DH Ethos
My forays into the field of Digital Humanities (DH) move questions of design from the periphery to the center of scholarly attention. The term “design” denotes the plan or blueprint of a project, its purpose and aims, as well as its aesthetics and function. Both a noun and a verb, “design” refers to structures and to the process of inventing them. It also encompasses matters of style and form.
Design is fundamental to DH, so much so that five of the foremost leaders in DH today—Anne Burdick, Johanna Drucker, Peter Lunenfeld, Todd Presner and Jeffrey Schnapp—make it a keyword of their vision for the future of the field. They describe design as both a “creative practice” and an “intellectual method” of “thinking through practice,” emphasizing its importance in making and sharing knowledge:
Understanding the rhetoric of design, its persuasive force and central role in the shaping of arguments, is a critical tool for digital work in all disciplines.”
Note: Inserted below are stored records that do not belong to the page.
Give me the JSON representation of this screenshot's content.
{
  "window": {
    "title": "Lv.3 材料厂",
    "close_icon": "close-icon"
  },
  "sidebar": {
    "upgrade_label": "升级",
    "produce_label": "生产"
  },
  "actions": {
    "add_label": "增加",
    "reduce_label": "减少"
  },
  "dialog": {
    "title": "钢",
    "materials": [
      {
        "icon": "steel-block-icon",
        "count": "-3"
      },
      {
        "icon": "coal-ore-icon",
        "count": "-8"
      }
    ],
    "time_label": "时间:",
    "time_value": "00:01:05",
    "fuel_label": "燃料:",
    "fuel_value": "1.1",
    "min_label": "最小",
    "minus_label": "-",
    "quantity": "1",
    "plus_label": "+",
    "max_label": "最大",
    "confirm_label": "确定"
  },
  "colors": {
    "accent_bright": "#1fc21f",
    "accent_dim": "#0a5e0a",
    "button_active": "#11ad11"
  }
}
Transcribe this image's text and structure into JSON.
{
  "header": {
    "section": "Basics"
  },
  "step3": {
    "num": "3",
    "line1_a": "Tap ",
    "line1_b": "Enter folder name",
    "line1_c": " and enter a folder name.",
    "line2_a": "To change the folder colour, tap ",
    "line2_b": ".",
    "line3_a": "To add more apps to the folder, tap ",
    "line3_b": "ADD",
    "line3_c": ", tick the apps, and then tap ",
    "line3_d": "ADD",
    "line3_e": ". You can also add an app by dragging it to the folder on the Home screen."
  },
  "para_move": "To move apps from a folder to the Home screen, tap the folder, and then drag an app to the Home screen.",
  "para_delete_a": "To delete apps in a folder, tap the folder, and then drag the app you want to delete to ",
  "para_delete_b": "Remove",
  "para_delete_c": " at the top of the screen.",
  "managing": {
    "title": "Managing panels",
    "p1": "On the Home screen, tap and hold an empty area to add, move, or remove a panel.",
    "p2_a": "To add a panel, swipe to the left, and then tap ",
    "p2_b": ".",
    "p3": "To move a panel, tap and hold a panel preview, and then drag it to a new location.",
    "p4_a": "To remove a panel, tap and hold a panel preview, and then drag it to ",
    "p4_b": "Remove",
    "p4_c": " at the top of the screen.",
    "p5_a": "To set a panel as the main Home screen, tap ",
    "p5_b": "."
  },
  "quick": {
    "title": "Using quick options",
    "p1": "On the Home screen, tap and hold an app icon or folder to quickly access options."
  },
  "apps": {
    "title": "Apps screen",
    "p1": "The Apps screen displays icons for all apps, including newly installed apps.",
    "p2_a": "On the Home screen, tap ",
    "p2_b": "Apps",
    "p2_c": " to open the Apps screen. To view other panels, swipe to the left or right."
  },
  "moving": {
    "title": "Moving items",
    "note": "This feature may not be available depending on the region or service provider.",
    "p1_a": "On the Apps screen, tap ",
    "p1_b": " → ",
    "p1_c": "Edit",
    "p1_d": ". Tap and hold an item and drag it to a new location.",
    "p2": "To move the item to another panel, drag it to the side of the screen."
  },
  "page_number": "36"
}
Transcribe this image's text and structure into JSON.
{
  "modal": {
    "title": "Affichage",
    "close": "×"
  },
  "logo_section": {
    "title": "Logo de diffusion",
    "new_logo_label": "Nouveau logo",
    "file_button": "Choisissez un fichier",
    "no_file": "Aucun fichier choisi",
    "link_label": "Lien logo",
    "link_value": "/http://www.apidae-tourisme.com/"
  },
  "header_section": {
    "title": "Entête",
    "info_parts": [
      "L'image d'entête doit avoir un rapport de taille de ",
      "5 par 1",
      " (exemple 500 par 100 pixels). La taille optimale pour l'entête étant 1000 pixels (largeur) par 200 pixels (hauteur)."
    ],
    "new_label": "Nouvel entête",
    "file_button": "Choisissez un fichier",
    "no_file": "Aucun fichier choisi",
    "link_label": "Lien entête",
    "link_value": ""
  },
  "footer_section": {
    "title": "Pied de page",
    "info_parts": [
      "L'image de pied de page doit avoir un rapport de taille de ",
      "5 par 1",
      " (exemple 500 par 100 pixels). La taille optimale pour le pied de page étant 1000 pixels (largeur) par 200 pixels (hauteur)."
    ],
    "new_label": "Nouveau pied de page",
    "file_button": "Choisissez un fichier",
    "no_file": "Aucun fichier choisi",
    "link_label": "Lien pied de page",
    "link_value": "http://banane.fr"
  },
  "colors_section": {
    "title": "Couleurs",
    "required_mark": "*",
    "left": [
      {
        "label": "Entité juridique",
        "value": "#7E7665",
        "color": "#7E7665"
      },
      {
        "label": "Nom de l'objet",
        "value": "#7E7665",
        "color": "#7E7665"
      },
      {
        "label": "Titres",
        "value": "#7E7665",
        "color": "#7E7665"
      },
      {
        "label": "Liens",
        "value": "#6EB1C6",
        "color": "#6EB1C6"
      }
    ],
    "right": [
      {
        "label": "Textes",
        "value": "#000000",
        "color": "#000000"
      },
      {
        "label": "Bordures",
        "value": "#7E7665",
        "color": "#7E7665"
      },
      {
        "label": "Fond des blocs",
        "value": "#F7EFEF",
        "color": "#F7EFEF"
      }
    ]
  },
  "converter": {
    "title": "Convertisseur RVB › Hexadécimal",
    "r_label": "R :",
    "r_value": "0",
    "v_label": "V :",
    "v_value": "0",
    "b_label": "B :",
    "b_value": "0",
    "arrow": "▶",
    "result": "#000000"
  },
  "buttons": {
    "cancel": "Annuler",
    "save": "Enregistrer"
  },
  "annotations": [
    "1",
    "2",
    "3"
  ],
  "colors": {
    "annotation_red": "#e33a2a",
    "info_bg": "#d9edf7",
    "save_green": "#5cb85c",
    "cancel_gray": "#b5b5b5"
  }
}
– Burdick, et al1Digital_Humanities, MIT Press, 2012, 2. https://mitpress.mit.edu/9780262528863/digital_humanities/
In online environments, good design is essential for communicating what we know, but as Burdick et al point out, the design process can also teach us to think beyond what we know. In the digital era, “humanists, designers, and technologists working together can move beyond considering what can be done with the tools at hand to ask: ‘What can we imagine doing that may not yet be possible?”2Burdick, et al, Digital_Humanities, MIT Press, 2012, 12. https://mitpress.mit.edu/9780262528863/digital_humanities/https://mitpress.mit.edu/9780262528863/digital_humanities/
To give design its due is a feminist act. Feminist design involves recognizing readers as vital partners in the scholarly endeavor and embracing style and aesthetics as crucial to the work of digital humanities, rather than merely ornamental. Design is much more than making websites look pretty: it entails rethinking the processes of generating and disseminating knowledge with our audiences’ needs in mind. It calls for reinventing our scholarly methods in order to reflect the diversity of creative production, break down hierarchies, encourage open exchanges of expertise, and make our scholarship accessible to the public.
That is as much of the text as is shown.